After the meeting, Longwell called the bailout a “very sore subject.”
“We didn’t get a good answer on it,” he said. “Here’s what happened: They had a series of reductions like this year, and no one paid any attention to that series of reductions and instead of budgeting knowing of those reductions, they funded the office at the old levels.
“And someone finally came in today and said, ‘Hey, we’re short. We have to go to the council to get money to pay our debts.’ This wasn’t very fun, and I hope it comes out clearly that we’re not very happy about being forced into a discussion to pay old debts.”
Federal funding cuts
The citizen review committee first met Jan. 10. It put case management and employment services, along with support and administrative costs, youth employment and training atop its priorities. It wanted to defund neighborhood cleanups, summer activity camps and Project Access, which provides medical care for the uninsured.
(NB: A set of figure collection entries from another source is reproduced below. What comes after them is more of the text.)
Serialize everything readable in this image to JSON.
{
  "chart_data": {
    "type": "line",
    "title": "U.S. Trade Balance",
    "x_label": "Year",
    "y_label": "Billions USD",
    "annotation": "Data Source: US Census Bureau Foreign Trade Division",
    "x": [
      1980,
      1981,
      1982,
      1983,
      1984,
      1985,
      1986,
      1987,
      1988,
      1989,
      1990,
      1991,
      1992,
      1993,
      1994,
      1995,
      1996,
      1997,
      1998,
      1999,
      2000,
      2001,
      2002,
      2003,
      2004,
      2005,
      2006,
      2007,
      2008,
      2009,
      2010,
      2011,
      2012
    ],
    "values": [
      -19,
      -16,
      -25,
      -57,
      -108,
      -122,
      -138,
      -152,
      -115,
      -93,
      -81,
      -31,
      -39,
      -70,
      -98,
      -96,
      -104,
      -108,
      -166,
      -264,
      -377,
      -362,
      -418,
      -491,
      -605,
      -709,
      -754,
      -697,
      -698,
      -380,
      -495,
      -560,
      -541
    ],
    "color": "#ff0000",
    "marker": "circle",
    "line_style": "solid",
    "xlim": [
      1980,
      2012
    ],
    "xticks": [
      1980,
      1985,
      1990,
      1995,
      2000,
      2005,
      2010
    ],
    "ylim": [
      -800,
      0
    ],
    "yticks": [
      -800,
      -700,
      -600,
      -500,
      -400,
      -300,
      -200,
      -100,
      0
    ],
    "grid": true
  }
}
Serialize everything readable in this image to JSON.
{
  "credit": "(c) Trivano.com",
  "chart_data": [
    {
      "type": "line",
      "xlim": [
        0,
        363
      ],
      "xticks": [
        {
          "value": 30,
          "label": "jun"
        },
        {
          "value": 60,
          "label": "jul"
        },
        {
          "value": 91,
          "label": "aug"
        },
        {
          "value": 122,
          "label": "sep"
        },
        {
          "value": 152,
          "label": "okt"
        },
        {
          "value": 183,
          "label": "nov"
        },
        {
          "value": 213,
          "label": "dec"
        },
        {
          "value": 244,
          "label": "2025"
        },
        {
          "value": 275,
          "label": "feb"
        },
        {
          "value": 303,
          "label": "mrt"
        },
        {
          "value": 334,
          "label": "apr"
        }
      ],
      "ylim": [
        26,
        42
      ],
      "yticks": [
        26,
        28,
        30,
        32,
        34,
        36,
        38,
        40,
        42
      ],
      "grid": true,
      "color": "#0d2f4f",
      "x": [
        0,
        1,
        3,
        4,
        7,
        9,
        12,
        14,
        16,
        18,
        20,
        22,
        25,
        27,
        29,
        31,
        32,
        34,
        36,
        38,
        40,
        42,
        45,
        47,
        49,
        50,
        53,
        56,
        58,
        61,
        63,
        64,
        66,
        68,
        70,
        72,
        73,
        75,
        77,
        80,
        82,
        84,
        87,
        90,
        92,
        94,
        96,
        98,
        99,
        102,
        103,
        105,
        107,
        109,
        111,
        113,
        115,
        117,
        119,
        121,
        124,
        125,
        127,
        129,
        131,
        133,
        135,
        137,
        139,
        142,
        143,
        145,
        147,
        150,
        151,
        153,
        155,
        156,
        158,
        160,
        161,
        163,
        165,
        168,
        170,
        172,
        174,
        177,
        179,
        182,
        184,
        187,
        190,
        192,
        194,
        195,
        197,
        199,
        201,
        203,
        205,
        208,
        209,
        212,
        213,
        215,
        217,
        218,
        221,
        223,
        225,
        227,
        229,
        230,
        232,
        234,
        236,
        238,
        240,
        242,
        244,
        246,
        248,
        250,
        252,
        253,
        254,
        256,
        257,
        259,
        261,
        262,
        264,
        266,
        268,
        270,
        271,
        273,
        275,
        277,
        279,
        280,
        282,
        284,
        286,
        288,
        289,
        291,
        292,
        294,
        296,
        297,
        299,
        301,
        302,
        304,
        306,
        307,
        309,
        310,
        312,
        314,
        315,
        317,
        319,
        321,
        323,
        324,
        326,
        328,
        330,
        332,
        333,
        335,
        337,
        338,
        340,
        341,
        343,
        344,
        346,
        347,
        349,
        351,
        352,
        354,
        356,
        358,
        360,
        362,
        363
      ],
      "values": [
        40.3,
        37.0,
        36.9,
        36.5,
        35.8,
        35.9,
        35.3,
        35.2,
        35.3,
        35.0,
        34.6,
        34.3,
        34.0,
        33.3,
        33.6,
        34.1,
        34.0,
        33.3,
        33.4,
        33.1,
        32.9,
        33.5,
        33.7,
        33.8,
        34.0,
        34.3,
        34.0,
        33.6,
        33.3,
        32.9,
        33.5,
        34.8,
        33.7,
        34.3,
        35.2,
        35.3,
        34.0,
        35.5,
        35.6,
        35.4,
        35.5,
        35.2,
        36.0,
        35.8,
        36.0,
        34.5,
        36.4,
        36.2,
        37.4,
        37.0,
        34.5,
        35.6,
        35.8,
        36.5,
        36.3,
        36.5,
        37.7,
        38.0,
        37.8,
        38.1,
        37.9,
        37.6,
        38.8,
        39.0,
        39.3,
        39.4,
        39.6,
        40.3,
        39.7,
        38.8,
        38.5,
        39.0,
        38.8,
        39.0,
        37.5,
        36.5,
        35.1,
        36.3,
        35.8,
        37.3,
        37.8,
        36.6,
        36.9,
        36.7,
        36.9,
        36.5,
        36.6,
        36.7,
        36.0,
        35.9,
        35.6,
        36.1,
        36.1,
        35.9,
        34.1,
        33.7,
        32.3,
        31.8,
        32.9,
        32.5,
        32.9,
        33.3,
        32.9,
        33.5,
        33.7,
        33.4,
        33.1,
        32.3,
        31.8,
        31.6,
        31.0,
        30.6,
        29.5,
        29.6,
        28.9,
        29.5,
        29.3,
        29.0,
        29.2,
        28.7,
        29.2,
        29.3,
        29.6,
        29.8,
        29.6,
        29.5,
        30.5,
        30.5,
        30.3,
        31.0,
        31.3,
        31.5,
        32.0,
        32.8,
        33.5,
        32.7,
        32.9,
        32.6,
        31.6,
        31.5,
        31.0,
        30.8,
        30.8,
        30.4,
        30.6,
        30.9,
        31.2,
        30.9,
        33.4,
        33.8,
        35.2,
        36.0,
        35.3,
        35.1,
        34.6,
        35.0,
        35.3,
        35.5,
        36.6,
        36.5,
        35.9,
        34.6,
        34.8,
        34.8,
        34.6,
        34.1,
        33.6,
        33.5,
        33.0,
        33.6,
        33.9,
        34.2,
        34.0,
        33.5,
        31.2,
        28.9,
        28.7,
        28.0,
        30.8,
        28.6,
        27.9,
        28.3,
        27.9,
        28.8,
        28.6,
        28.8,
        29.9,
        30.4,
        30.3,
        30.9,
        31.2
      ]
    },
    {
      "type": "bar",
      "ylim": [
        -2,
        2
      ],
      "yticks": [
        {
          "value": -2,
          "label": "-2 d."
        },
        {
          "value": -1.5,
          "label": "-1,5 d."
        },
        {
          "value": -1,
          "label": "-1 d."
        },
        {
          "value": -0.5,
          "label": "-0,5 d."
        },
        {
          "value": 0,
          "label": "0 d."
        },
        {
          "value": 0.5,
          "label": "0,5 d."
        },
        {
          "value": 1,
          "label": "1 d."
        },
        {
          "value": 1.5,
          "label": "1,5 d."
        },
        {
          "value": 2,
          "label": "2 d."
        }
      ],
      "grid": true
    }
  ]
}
“Ultimately, the state tells us our ultimate responsibility is to take the poor and make them not poor,” said Joel Weihe, vice chairman of the committee. “To us, the way to do that is jobs.”
Council members made clear that they weren’t happy with the committee’s priority list, or with the success rate of the office’s job programs: In 2012, the office served 530 people and placed 59 in jobs with an average $8.90 hourly wage, Vaughn said.
Council member Paul Gray called that result insufficient for the cost — more than a half million dollars in federal funding. The office is providing unneeded training for menial jobs that provide on-site training already, he said.
“What you’re doing is teaching people to be human beings,” Gray said. “How did they get this far in life without the ability to do these things?
“It seems like you’re fixing a symptom rather than a problem. How do we turn out kids who are not capable of those things?”
Weihe said under council questioning that the review panel made no effort to pursue possible consolidations with area non-profits or the local Workforce Development Center as it weighed the federal cuts.
That was another sore subject for Longwell.
“The whole time they’re going through this exercise in appropriations, there was not one single conversation about collaboration with anyone,” he said after the meeting. “They are exactly duplicative at the CDO of the Workforce Development Center.”
Clendenin echoed Longwell’s call for more public-private job creation partnerships.
“We’ve found in many ways that when we partner with people, our resources can be combined and stretched further, be more effective,” he said.